Alerte et action au niveau mondial (GAR)

Saturnisme au Sénégal

Suite à un groupe de décès inexpliqués survenus chez des enfants du quartier NGagne Diaw de Thiaroye sur Mer, Dakar (Sénégal), une enquête effectuée par les autorités sanitaires et environnementales a révélé que cette zone était contaminée par du plomb provenant du recyclage sur le marché parallèle de batteries au plomb. En outre, on s’est aperçu que les mères et les frères et soeurs des enfants décédés avaient des concentrations sanguines de plomb extrêmement élevées, supérieures à 1000 µg/l dans bien des cas (chez l’enfant, une concentration supérieure à 100 µg/l peut altérer le développement neurologique et on estime que 700 µg/l justifient des mesures immédiates).

A la suite d’une demande officielle du Sénégal, l’OMS a déployé une équipe internationale composée de trois spécialistes des disciplines suivantes : toxicologie clinique, hygiène du milieu et chimie analytique. Cette équipe a procédé aux examens cliniques et autres investigations environnementales voulues à NGagne Diaw. Les examens cliniques ont confirmé la persistance d’une plombémie élevée dans le groupe sur lequel l’enquête a porté à l’origine, ainsi que dans un groupe d’adultes et d’enfants choisis au hasard et qui n’étaient pas impliqués dans le recyclage du plomb. De nombreux enfants montrent des signes de lésions neurologiques. Les études environnementales ont révélé des concentrations extrêmement élevées de plomb aussi bien à l’intérieur qu’à l’extérieur des habitations. La cartographie de ces dernières délimite une zone habitée par près de 950 personnes, qui sont continuellement exposées du fait de l’ingestion et de l’inhalation de poussières contaminées par du plomb.

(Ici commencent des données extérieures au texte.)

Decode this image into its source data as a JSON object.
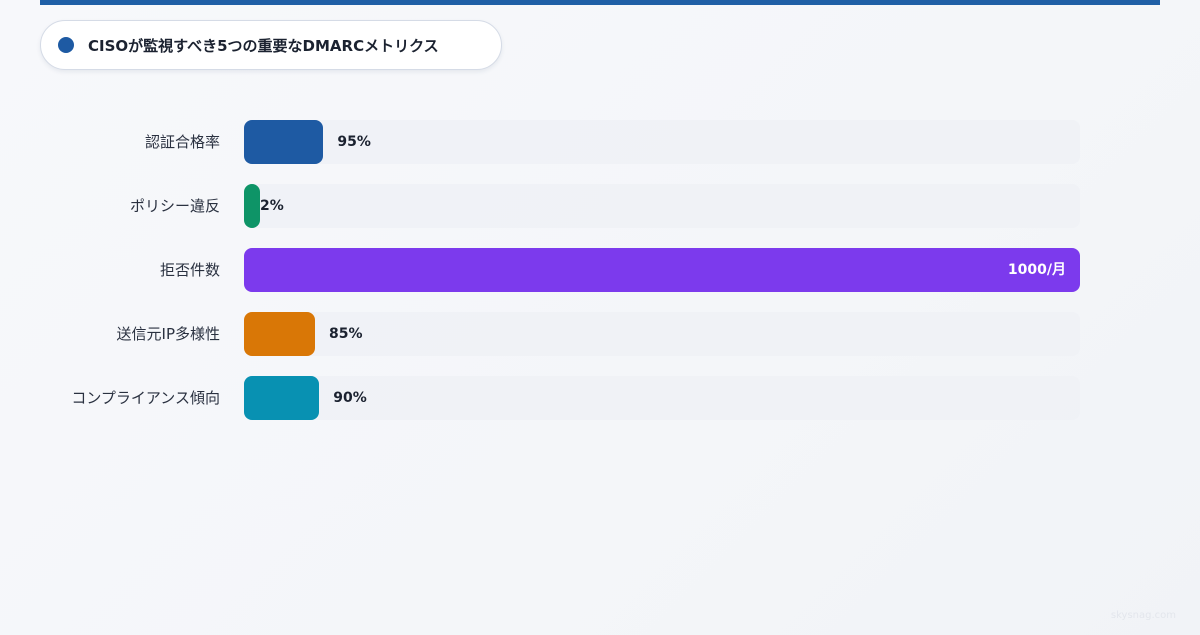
{
  "header": {
    "title": "CISOが監視すべき5つの重要なDMARCメトリクス"
  },
  "chart_data": {
    "type": "bar",
    "orientation": "horizontal",
    "title": "CISOが監視すべき5つの重要なDMARCメトリクス",
    "categories": [
      "認証合格率",
      "ポリシー違反",
      "拒否件数",
      "送信元IP多様性",
      "コンプライアンス傾向"
    ],
    "values": [
      95,
      2,
      1000,
      85,
      90
    ],
    "value_labels": [
      "95%",
      "2%",
      "1000/月",
      "85%",
      "90%"
    ],
    "colors": [
      "#1e5aa3",
      "#0e9467",
      "#7c3aed",
      "#d97706",
      "#0891b2"
    ],
    "xlim": [
      0,
      1000
    ],
    "grid": false,
    "legend": "none"
  },
  "footer": {
    "watermark": "skysnag.com"
  }
}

L’OMS a avisé les autorités sénégalaises de la nécessité de prendre de toute urgence des mesures pour mettre fin à l’exposition au plomb de la population touchée et administrer des agents chélateurs et autres traitements aux enfants présentant une plombémie élevée. Le traitement par des agents chélateurs chez des enfants qui restent exposés au plomb est inefficace et peut même exacerber la toxicité. Il existe des plans qui prévoient d’hospitaliser les sujets les plus touchés, mais il faut qu’ensuite ils puissent retourner dans un environnement exempt de plomb. L’OMS a fourni des agents chélateurs et le toxicologue clinicien a commencé à former le personnel médical local. Une enquête systématique approfondie dans la population de NGagne Diaw est nécessaire, de même que l’administration d’un traitement approprié. La décontamination soigneuse de toute la zone de NGagne Diaw touchée, y compris à l’intérieur des habitations, figure au premier rang des priorités.

Pour bien gérer cette urgence environnementale et sanitaire publique les autorités sénégalaises vont très rapidement avoir besoin d’une assistance technique et financière de la communauté internationale. L’OMS informe dès à présent ses partenaires des Nations Unies et autres de la situation, de façon à faciliter la fourniture des ressources nécessaires.